Wird es Veranstaltungen um das Erscheinen des Romans geben, wie etwa Lesungen, Buchvorstellungen oder Diskussionen?
Ja, aber natürlich! Obwohl sich Sri Lanka momentan in einer großen Krise befindet, versuche ich, zumindest einige Lesungen an zwei Universitäten – University of Visual and Performing Arts, Colombo, und Universität Kelaniya - zu organisieren. Außerdem möchte ich mich für eine Teilnahme am staatlichen Literaturwettbewerb, Kategorie „Beste Übersetzung 2022“, bewerben.
Wir tauschen uns regelmäßig aus. Der Austausch half, den Text besser zu begreifen.
Das Social Translating Projekt 2018 war ein Wendepunkt in meiner Karriere als Übersetzerin. Da konnte ich eine „super Gruppe“ von Menschen aus verschiedenen Ländern kennenlernen. Bis heute bin ich mit den meisten in Kontakt und wir tauschen uns regelmäßig aus. Im Rahmen des ersten Projekts hatten wir zudem die Möglichkeit die Frankfurter Buchmesse zu besuchen. Da ging ein Traum in Erfüllung! Bevor wir uns auf der Buchmesse persönlich trafen, tauschten wir Übersetzer*innen unsere Ideen mit dem Autor auf der Lectory-Plattform aus. Es war eine völlig neue Erfahrung für uns und der Austausch half, den Text besser zu begreifen.
Wie groß ist das Interesse an deutschsprachiger Literatur auf dem Buchmarkt in Sri Lanka im Allgemeinen? Und welches Genre ist besonders gefragt?
Auf dem Buchmarkt in Sri Lanka dominieren nach wie vor die Übersetzungen aus dem Englischen. Manche Titel im deutschen Original stammen aus Übersetzungen aus dem Englischen ins Singhalesische. Beliebte Themen sind Deutsche Gegenwartsromane, Literatur über die Zeit des Zweiten Weltkrieges, Adolf Hitler und die Nazizeit, Migration in Deutschland. Deutsche Kurzgeschichten und Märchen sind ebenfalls gefragt.

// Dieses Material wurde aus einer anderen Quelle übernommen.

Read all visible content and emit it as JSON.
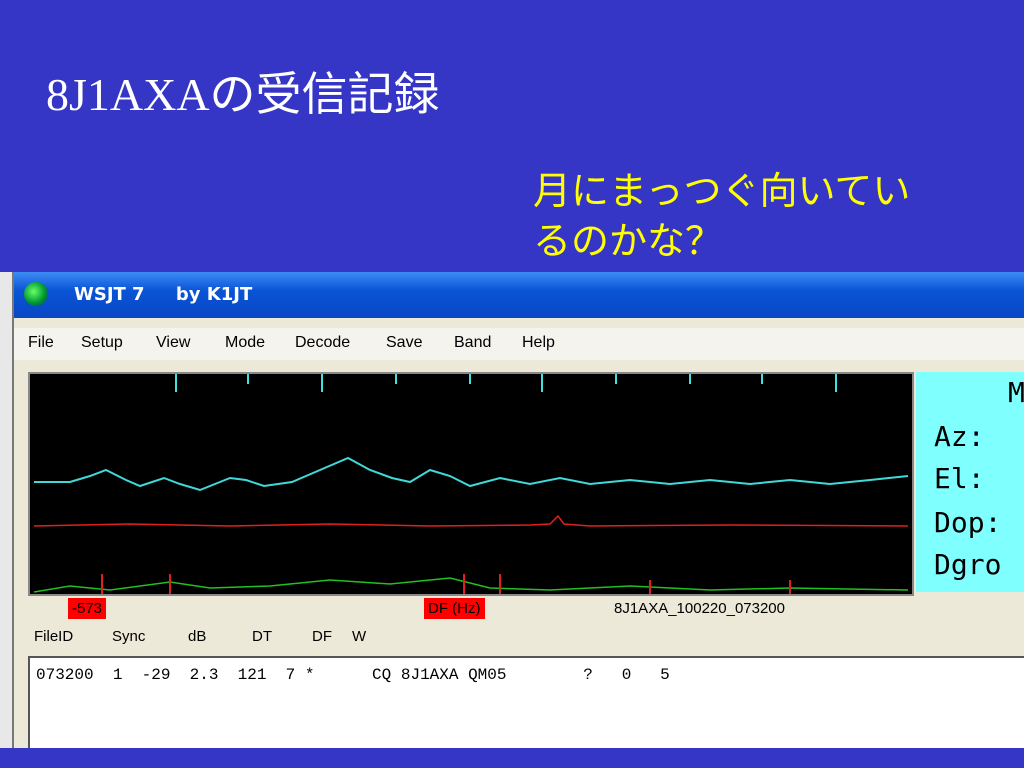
{
  "title": "8J1AXAの受信記録",
  "subtitle_lines": [
    "月にまっつぐ向いてい",
    "るのかな？"
  ],
  "window": {
    "title": "WSJT 7     by K1JT",
    "menu": [
      "File",
      "Setup",
      "View",
      "Mode",
      "Decode",
      "Save",
      "Band",
      "Help"
    ],
    "panel": [
      "M",
      "Az:",
      "El:",
      "Dop:",
      "Dgro"
    ],
    "markers": [
      "-573",
      "DF (Hz)"
    ],
    "file_name": "8J1AXA_100220_073200",
    "columns": [
      "FileID",
      "Sync",
      "dB",
      "DT",
      "DF",
      "W"
    ],
    "decode_line": "073200  1  -29  2.3  121  7 *      CQ 8J1AXA QM05        ?   0   5"
  }
}
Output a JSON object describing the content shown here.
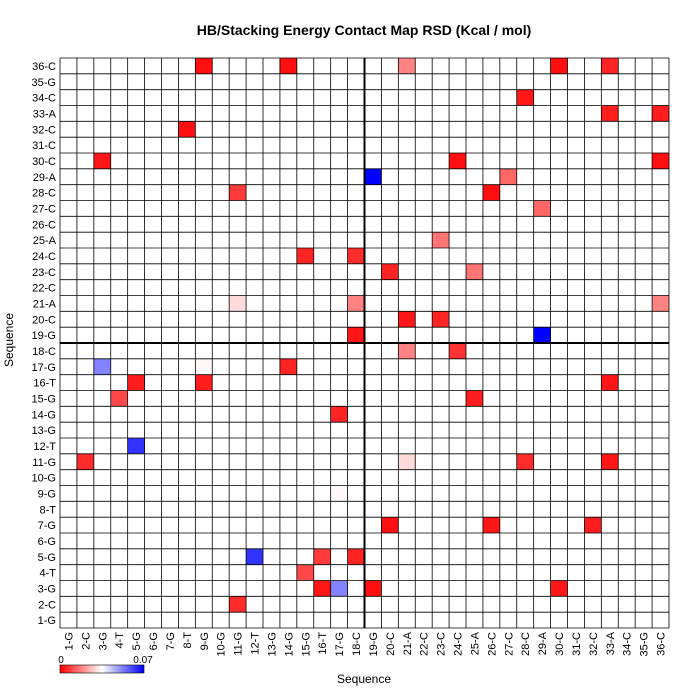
{
  "chart_data": {
    "type": "heatmap",
    "title": "HB/Stacking Energy Contact Map RSD (Kcal / mol)",
    "xlabel": "Sequence",
    "ylabel": "Sequence",
    "labels": [
      "1-G",
      "2-C",
      "3-G",
      "4-T",
      "5-G",
      "6-G",
      "7-G",
      "8-T",
      "9-G",
      "10-G",
      "11-G",
      "12-T",
      "13-G",
      "14-G",
      "15-G",
      "16-T",
      "17-G",
      "18-C",
      "19-G",
      "20-C",
      "21-A",
      "22-C",
      "23-C",
      "24-C",
      "25-A",
      "26-C",
      "27-C",
      "28-C",
      "29-A",
      "30-C",
      "31-C",
      "32-C",
      "33-A",
      "34-C",
      "35-G",
      "36-C"
    ],
    "divider_after_index": 18,
    "colorbar": {
      "min": 0,
      "max": 0.07,
      "min_label": "0",
      "max_label": "0.07",
      "low_color": "#ff0000",
      "mid_color": "#ffffff",
      "high_color": "#0000ff"
    },
    "cells": [
      {
        "x": "3-G",
        "y": "17-G",
        "value": 0.052
      },
      {
        "x": "9-G",
        "y": "17-G",
        "value": 0.034
      },
      {
        "x": "5-G",
        "y": "12-T",
        "value": 0.063
      },
      {
        "x": "12-T",
        "y": "5-G",
        "value": 0.063
      },
      {
        "x": "17-G",
        "y": "3-G",
        "value": 0.052
      },
      {
        "x": "17-G",
        "y": "9-G",
        "value": 0.034
      },
      {
        "x": "19-G",
        "y": "29-A",
        "value": 0.07
      },
      {
        "x": "29-A",
        "y": "19-G",
        "value": 0.07
      },
      {
        "x": "11-G",
        "y": "21-A",
        "value": 0.03
      },
      {
        "x": "21-A",
        "y": "11-G",
        "value": 0.03
      },
      {
        "x": "21-A",
        "y": "36-C",
        "value": 0.018
      },
      {
        "x": "21-A",
        "y": "18-C",
        "value": 0.018
      },
      {
        "x": "18-C",
        "y": "21-A",
        "value": 0.018
      },
      {
        "x": "36-C",
        "y": "21-A",
        "value": 0.018
      },
      {
        "x": "23-C",
        "y": "25-A",
        "value": 0.016
      },
      {
        "x": "25-A",
        "y": "23-C",
        "value": 0.016
      },
      {
        "x": "27-C",
        "y": "29-A",
        "value": 0.014
      },
      {
        "x": "29-A",
        "y": "27-C",
        "value": 0.014
      },
      {
        "x": "15-G",
        "y": "4-T",
        "value": 0.01
      },
      {
        "x": "4-T",
        "y": "15-G",
        "value": 0.01
      },
      {
        "x": "16-T",
        "y": "5-G",
        "value": 0.008
      },
      {
        "x": "11-G",
        "y": "28-C",
        "value": 0.008
      },
      {
        "x": "28-C",
        "y": "11-G",
        "value": 0.006
      },
      {
        "x": "2-C",
        "y": "11-G",
        "value": 0.006
      },
      {
        "x": "11-G",
        "y": "2-C",
        "value": 0.006
      },
      {
        "x": "24-C",
        "y": "18-C",
        "value": 0.007
      },
      {
        "x": "18-C",
        "y": "24-C",
        "value": 0.006
      },
      {
        "x": "20-C",
        "y": "23-C",
        "value": 0.005
      },
      {
        "x": "23-C",
        "y": "20-C",
        "value": 0.005
      },
      {
        "x": "33-A",
        "y": "33-A",
        "value": 0.004
      },
      {
        "x": "36-C",
        "y": "33-A",
        "value": 0.004
      },
      {
        "x": "33-A",
        "y": "36-C",
        "value": 0.005
      },
      {
        "x": "14-G",
        "y": "17-G",
        "value": 0.005
      },
      {
        "x": "17-G",
        "y": "14-G",
        "value": 0.005
      },
      {
        "x": "15-G",
        "y": "24-C",
        "value": 0.005
      },
      {
        "x": "18-C",
        "y": "5-G",
        "value": 0.005
      },
      {
        "x": "9-G",
        "y": "16-T",
        "value": 0.004
      },
      {
        "x": "5-G",
        "y": "16-T",
        "value": 0.004
      },
      {
        "x": "25-A",
        "y": "15-G",
        "value": 0.004
      },
      {
        "x": "32-C",
        "y": "7-G",
        "value": 0.004
      },
      {
        "x": "30-C",
        "y": "3-G",
        "value": 0.003
      },
      {
        "x": "3-G",
        "y": "30-C",
        "value": 0.003
      },
      {
        "x": "18-C",
        "y": "19-G",
        "value": 0.003
      },
      {
        "x": "28-C",
        "y": "34-C",
        "value": 0.003
      },
      {
        "x": "33-A",
        "y": "16-T",
        "value": 0.003
      },
      {
        "x": "33-A",
        "y": "11-G",
        "value": 0.003
      },
      {
        "x": "21-A",
        "y": "20-C",
        "value": 0.003
      },
      {
        "x": "26-C",
        "y": "7-G",
        "value": 0.003
      },
      {
        "x": "16-T",
        "y": "3-G",
        "value": 0.003
      },
      {
        "x": "36-C",
        "y": "30-C",
        "value": 0.002
      },
      {
        "x": "26-C",
        "y": "28-C",
        "value": 0.002
      },
      {
        "x": "20-C",
        "y": "7-G",
        "value": 0.002
      },
      {
        "x": "19-G",
        "y": "3-G",
        "value": 0.002
      },
      {
        "x": "8-T",
        "y": "32-C",
        "value": 0.002
      },
      {
        "x": "14-G",
        "y": "36-C",
        "value": 0.002
      },
      {
        "x": "9-G",
        "y": "36-C",
        "value": 0.002
      },
      {
        "x": "24-C",
        "y": "30-C",
        "value": 0.002
      },
      {
        "x": "30-C",
        "y": "36-C",
        "value": 0.002
      }
    ]
  }
}
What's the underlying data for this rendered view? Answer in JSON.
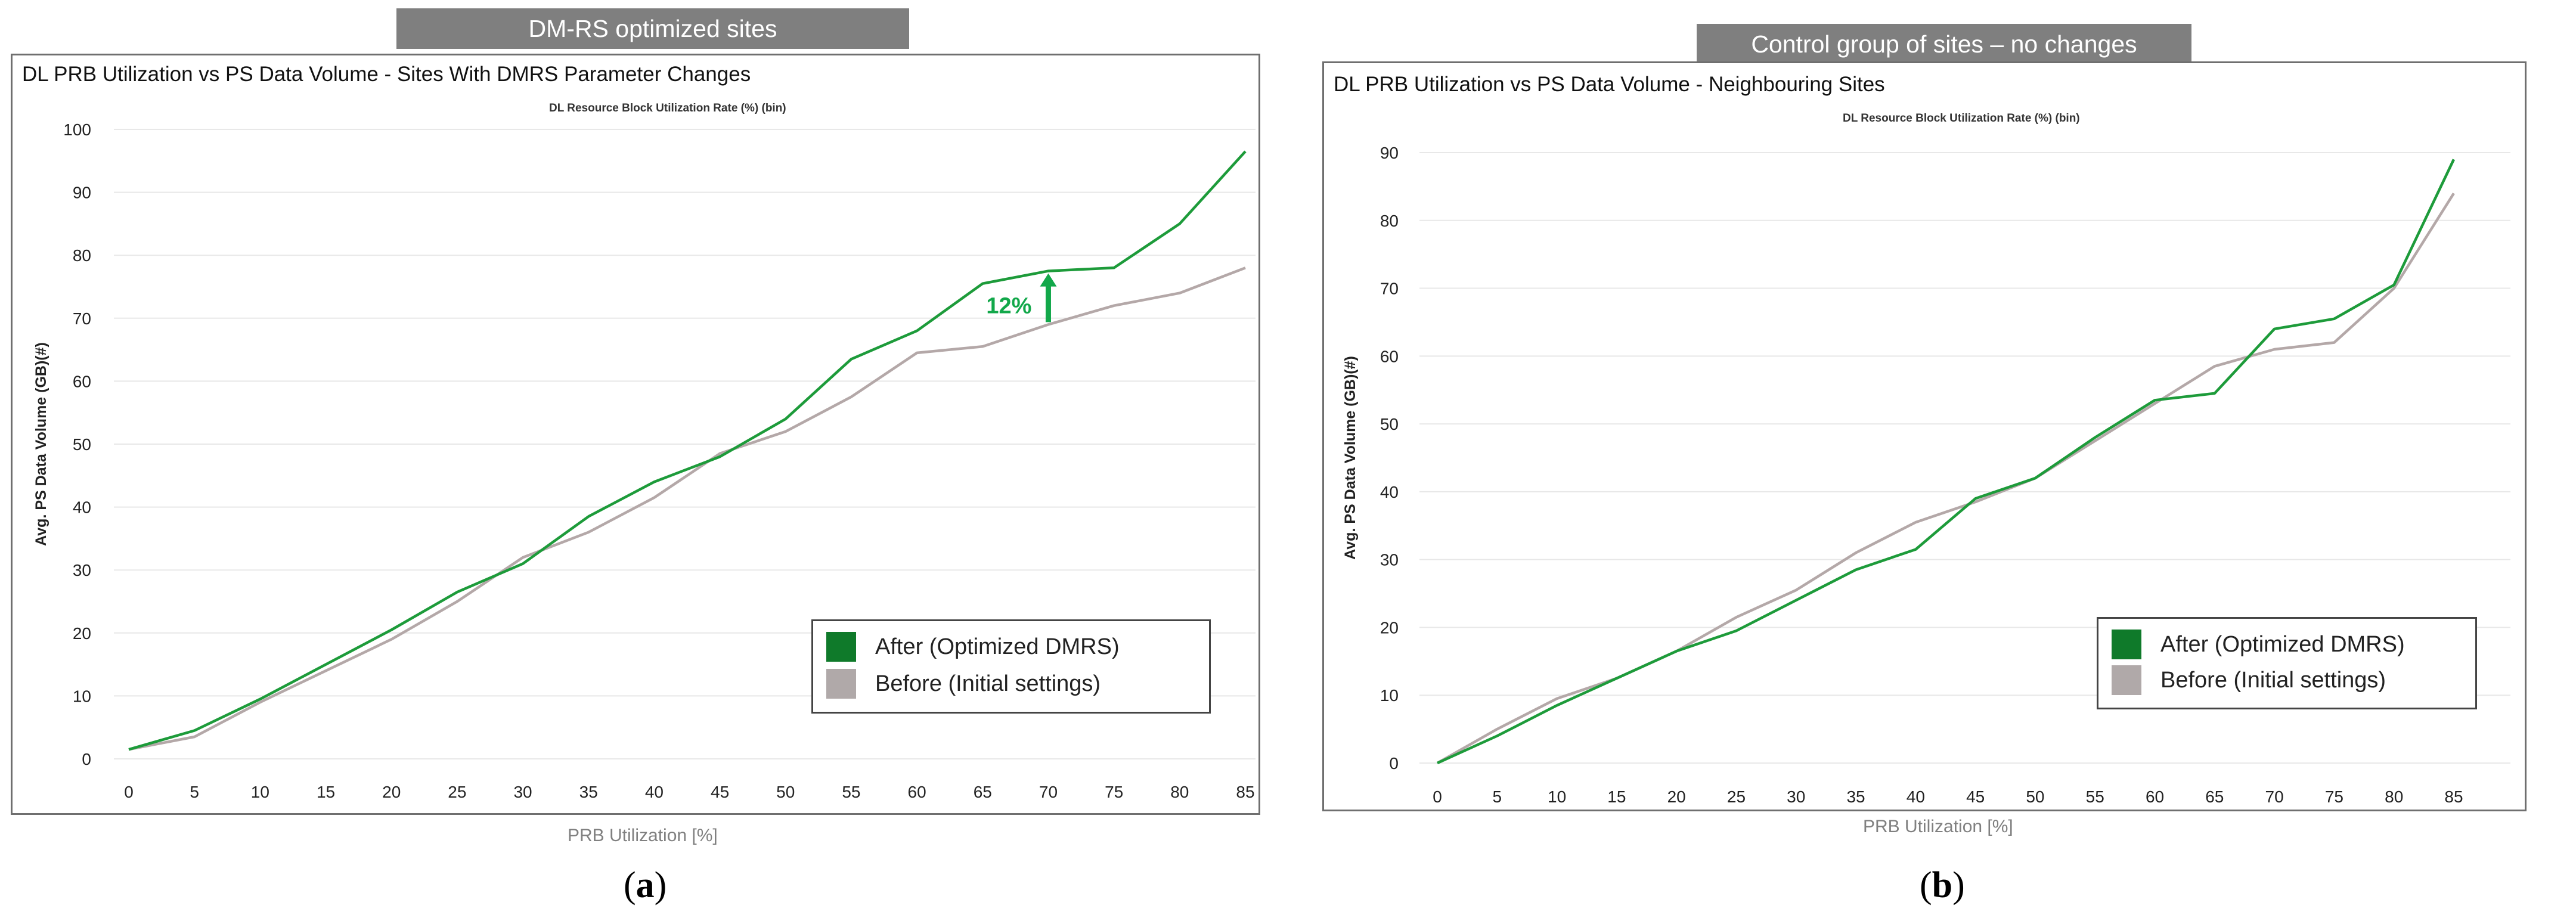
{
  "colors": {
    "after": "#1d9b3a",
    "before": "#b4a8a8",
    "after_swatch": "#0f7a2a",
    "before_swatch": "#b0a9a9",
    "annotation": "#12a84a",
    "grid": "#e8e8e8"
  },
  "panel_a": {
    "banner": "DM-RS optimized sites",
    "caption_letter": "a"
  },
  "panel_b": {
    "banner": "Control group of sites – no changes",
    "caption_letter": "b"
  },
  "chart_data": [
    {
      "type": "line",
      "title": "DL PRB Utilization vs PS Data Volume - Sites With DMRS Parameter Changes",
      "subtitle": "DL Resource Block Utilization Rate (%) (bin)",
      "xlabel": "PRB Utilization [%]",
      "ylabel": "Avg. PS Data Volume (GB)(#)",
      "x": [
        0,
        5,
        10,
        15,
        20,
        25,
        30,
        35,
        40,
        45,
        50,
        55,
        60,
        65,
        70,
        75,
        80,
        85
      ],
      "ylim": [
        0,
        100
      ],
      "yticks": [
        0,
        10,
        20,
        30,
        40,
        50,
        60,
        70,
        80,
        90,
        100
      ],
      "grid": true,
      "legend_position": "bottom-right",
      "series": [
        {
          "name": "After (Optimized DMRS)",
          "values": [
            1.5,
            4.5,
            9.5,
            15,
            20.5,
            26.5,
            31,
            38.5,
            44,
            48,
            54,
            63.5,
            68,
            75.5,
            77.5,
            78,
            85,
            96.5
          ]
        },
        {
          "name": "Before (Initial settings)",
          "values": [
            1.5,
            3.5,
            9,
            14,
            19,
            25,
            32,
            36,
            41.5,
            48.5,
            52,
            57.5,
            64.5,
            65.5,
            69,
            72,
            74,
            78
          ]
        }
      ],
      "annotation": {
        "text": "12%",
        "x": 70,
        "y_from": 69,
        "y_to": 77.5
      }
    },
    {
      "type": "line",
      "title": "DL PRB Utilization vs PS Data Volume - Neighbouring Sites",
      "subtitle": "DL Resource Block Utilization Rate (%) (bin)",
      "xlabel": "PRB Utilization [%]",
      "ylabel": "Avg. PS Data Volume (GB)(#)",
      "x": [
        0,
        5,
        10,
        15,
        20,
        25,
        30,
        35,
        40,
        45,
        50,
        55,
        60,
        65,
        70,
        75,
        80,
        85
      ],
      "ylim": [
        0,
        90
      ],
      "yticks": [
        0,
        10,
        20,
        30,
        40,
        50,
        60,
        70,
        80,
        90
      ],
      "grid": true,
      "legend_position": "bottom-right",
      "series": [
        {
          "name": "After (Optimized DMRS)",
          "values": [
            0,
            4,
            8.5,
            12.5,
            16.5,
            19.5,
            24,
            28.5,
            31.5,
            39,
            42,
            48,
            53.5,
            54.5,
            64,
            65.5,
            70.5,
            89
          ]
        },
        {
          "name": "Before (Initial settings)",
          "values": [
            0,
            5,
            9.5,
            12.5,
            16.5,
            21.5,
            25.5,
            31,
            35.5,
            38.5,
            42,
            47.5,
            53,
            58.5,
            61,
            62,
            70,
            84
          ]
        }
      ]
    }
  ]
}
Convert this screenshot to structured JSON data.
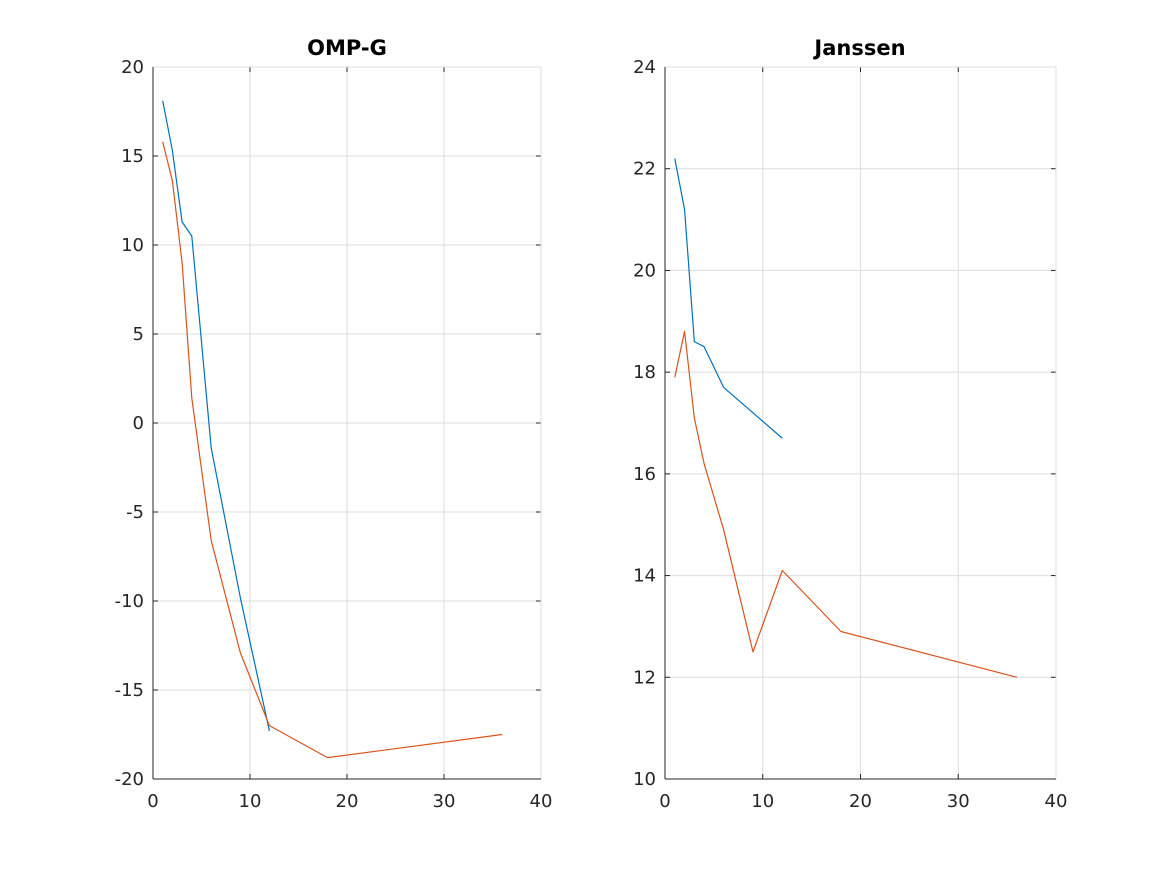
{
  "chart_data": [
    {
      "type": "line",
      "title": "OMP-G",
      "xlabel": "",
      "ylabel": "",
      "xlim": [
        0,
        40
      ],
      "ylim": [
        -20,
        20
      ],
      "xticks": [
        "0",
        "10",
        "20",
        "30",
        "40"
      ],
      "yticks": [
        "20",
        "15",
        "10",
        "5",
        "0",
        "-5",
        "-10",
        "-15",
        "-20"
      ],
      "grid": true,
      "series": [
        {
          "color": "#0072BD",
          "x": [
            1,
            2,
            3,
            4,
            6,
            9,
            12
          ],
          "y": [
            18.1,
            15.3,
            11.3,
            10.5,
            -1.4,
            -9.8,
            -17.3
          ]
        },
        {
          "color": "#D95319",
          "x": [
            1,
            2,
            3,
            4,
            6,
            9,
            12,
            18,
            36
          ],
          "y": [
            15.8,
            13.6,
            9.0,
            1.4,
            -6.6,
            -12.9,
            -17.0,
            -18.8,
            -17.5
          ]
        }
      ]
    },
    {
      "type": "line",
      "title": "Janssen",
      "xlabel": "",
      "ylabel": "",
      "xlim": [
        0,
        40
      ],
      "ylim": [
        10,
        24
      ],
      "xticks": [
        "0",
        "10",
        "20",
        "30",
        "40"
      ],
      "yticks": [
        "24",
        "22",
        "20",
        "18",
        "16",
        "14",
        "12",
        "10"
      ],
      "grid": true,
      "series": [
        {
          "color": "#0072BD",
          "x": [
            1,
            2,
            3,
            4,
            6,
            9,
            12
          ],
          "y": [
            22.2,
            21.2,
            18.6,
            18.5,
            17.7,
            17.2,
            16.7
          ]
        },
        {
          "color": "#D95319",
          "x": [
            1,
            2,
            3,
            4,
            6,
            9,
            12,
            18,
            36
          ],
          "y": [
            17.9,
            18.8,
            17.1,
            16.2,
            14.9,
            12.5,
            14.1,
            12.9,
            12.0
          ]
        }
      ]
    }
  ]
}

Viele Leser, die über Fremdsprachenkenntnisse verfügen, versuchen Originaltexte zu lesen und ins Singhalesische zu übersetzen, wie etwa Romane aus dem Russischen, Chinesischen, Koreanischen oder Französischen. Manche Autoren, etwa im Bereich der Kinderliteratur oder Kurzgeschichten, schreiben sogar in einer Fremdsprache.